To make matters worse for the teenager, Van Dyk and his mother had submitted applications to leave East Germany, a process that took years to complete. “I used to get beat up a lot because we weren’t members of the Communist Party,” Van Dyk told Rolling Stone years later. “The police were constantly watching us.” Finally, in November of 1989, the Van Dyks were granted permission to leave for West Germany. Although Van Dyk had been training to be a carpenter, he gladly abandoned his studies to make the move; he and his mother departed with just two suitcases and their dog. In one of the ironies of history, on November 9, 1989—just a week after the Van Dyks finally reached the West—the Berlin Wall came down. The freedom that the Van Dyks had fought to claim was now available to everyone, as there were no longer any travel restrictions between what had been East and West Germany.

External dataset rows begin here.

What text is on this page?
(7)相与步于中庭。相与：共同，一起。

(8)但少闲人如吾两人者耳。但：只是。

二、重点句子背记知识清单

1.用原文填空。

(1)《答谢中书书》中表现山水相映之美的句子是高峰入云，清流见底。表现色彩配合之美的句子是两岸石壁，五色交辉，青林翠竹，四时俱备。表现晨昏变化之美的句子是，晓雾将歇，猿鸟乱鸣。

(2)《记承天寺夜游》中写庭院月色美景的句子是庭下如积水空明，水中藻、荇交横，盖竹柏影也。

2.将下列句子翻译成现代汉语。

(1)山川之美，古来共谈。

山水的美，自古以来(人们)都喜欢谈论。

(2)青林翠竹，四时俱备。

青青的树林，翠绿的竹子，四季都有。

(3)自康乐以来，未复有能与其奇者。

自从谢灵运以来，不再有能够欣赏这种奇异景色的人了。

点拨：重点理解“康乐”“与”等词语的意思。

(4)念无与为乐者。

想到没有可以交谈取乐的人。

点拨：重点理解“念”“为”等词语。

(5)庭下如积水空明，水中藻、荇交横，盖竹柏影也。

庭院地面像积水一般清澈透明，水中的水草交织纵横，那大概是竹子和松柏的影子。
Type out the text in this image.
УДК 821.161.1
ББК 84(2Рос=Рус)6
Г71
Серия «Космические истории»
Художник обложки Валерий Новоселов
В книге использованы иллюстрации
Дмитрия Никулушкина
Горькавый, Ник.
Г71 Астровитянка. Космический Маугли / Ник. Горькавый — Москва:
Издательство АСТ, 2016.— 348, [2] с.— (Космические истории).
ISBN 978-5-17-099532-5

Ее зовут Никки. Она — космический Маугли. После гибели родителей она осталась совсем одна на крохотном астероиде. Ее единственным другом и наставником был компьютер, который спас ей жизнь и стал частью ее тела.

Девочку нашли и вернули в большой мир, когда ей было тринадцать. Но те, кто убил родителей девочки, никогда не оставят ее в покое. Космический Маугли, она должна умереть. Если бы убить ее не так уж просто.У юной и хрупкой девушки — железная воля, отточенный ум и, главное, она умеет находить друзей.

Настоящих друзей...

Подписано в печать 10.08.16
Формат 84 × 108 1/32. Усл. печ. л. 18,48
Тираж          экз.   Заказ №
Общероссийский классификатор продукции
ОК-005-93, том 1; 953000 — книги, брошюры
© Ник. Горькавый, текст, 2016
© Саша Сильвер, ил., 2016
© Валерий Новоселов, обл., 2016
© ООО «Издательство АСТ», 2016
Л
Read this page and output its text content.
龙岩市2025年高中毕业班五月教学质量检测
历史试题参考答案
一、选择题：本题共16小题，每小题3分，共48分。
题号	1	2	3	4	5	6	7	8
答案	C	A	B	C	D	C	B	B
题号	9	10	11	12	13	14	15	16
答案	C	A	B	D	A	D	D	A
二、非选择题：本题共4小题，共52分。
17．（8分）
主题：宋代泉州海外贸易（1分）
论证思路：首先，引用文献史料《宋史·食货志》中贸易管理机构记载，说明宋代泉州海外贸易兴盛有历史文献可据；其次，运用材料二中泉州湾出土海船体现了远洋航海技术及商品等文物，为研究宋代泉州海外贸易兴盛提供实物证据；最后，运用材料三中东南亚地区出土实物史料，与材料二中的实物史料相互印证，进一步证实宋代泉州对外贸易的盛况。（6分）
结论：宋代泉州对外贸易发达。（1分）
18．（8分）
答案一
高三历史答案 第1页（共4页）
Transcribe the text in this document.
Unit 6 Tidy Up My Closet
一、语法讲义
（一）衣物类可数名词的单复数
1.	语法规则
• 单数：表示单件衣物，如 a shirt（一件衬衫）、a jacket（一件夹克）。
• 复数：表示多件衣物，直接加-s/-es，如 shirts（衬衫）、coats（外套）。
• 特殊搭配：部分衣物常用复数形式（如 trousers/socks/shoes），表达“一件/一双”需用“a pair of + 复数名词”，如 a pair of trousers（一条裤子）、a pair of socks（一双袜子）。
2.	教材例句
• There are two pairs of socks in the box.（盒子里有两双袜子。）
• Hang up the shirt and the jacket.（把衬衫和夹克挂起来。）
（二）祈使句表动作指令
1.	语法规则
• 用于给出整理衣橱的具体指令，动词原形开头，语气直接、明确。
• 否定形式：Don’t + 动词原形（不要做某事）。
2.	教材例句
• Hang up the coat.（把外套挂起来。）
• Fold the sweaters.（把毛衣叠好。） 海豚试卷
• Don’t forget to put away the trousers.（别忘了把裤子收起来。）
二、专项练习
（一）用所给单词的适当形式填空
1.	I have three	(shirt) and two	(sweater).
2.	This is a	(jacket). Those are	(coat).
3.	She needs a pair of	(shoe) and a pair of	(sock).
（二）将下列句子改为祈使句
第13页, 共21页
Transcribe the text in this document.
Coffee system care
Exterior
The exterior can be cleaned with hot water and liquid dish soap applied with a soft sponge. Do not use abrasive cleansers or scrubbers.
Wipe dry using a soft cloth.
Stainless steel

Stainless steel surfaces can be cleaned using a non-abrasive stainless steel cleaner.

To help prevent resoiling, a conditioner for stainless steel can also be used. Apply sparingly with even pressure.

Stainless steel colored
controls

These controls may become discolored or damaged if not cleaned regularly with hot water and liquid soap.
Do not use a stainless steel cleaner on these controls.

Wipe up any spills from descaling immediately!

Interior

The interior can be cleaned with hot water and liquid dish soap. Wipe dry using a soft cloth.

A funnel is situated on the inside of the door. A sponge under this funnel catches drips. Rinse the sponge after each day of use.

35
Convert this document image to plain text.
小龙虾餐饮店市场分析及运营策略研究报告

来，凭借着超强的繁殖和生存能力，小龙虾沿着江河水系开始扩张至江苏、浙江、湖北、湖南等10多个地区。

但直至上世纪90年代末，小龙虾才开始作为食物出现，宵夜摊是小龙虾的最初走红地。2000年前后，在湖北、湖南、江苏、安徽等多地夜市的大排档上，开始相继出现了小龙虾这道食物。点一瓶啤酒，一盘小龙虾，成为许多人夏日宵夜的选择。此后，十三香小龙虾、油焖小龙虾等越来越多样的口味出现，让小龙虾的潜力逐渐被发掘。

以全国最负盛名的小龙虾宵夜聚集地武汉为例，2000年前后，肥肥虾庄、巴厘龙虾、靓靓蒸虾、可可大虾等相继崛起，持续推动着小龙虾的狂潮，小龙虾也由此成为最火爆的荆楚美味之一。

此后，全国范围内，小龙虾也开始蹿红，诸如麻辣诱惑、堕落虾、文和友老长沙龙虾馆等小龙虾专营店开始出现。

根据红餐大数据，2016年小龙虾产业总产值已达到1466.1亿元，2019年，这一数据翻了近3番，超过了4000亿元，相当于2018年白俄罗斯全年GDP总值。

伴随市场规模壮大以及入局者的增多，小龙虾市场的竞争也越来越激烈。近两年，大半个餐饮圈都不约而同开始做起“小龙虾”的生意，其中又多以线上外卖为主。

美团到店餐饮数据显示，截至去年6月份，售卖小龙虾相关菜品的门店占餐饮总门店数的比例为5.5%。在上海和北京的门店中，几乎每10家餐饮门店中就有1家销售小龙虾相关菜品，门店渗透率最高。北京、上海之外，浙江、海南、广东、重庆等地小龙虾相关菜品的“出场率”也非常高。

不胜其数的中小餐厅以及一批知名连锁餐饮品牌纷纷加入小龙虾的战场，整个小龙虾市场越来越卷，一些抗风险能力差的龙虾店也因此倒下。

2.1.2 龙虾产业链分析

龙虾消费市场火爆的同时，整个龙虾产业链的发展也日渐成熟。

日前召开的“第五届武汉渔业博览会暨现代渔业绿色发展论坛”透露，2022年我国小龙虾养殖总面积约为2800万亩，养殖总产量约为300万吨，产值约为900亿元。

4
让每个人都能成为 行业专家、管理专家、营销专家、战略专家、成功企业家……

Although Van Dyk had a superficial familiarity with western music and culture, life in the former West Berlin still had its challenges. The adjustment to the abundance of consumer items in the West was but one of many such changes. “Imagine that having a Mars bar is a once-a-year experience for you,” Van Dyk told DJ Mag, “and going for the first time into a supermarket in West Berlin, and being speechless because fifty Mars bars are just laying around on the shelf, and nobody is fighting over them—and trying to realize that this is normal.” Facing the struggle along with his mother, who had left everything behind in the East, Van Dyk quickly found his footing in Berlin’s dance club scene, where techno music—especially hard-driving, industrial-oriented Detroit techno—was all the rage. From making his own dance mix tapes for himself and his friends, Van Dyk went to deejaying at Berlin’s leading dance club, Tresor, just over a year after making it to the West.
Van Dyk quickly developed a reputation as a masterful deejay, able to create and sustain a soaring emotional mood on the dance floor. As he told Sean Flinn of the Choler Magazine website, “The most important part is the interaction between the DJ and the crowd. The crowd and the reaction of the crowd and the way the crowd just goes for it is at least as important as the quality of the records that the DJ plays.” In addition to his deejay work, Van Dyk also began to produce his own mixes of songs in 1992 under contract with independent German label MFS. Although his relationship with the label would later degenerate into lawsuits over control of his work, Van Dyk continued to create remixes for MFS that made him a well-known deejay and producer. In 1994 Van Dyk released his first album in
For the Record…
Born on December 16, 1971, in Eisenhuettenstadt, Germany.
Worked as deejay and producer, 1990s; released first album, 45 R.P.M., 1994; released second album, Seven Ways, 1996; issued third album, Out There and Back, 2000.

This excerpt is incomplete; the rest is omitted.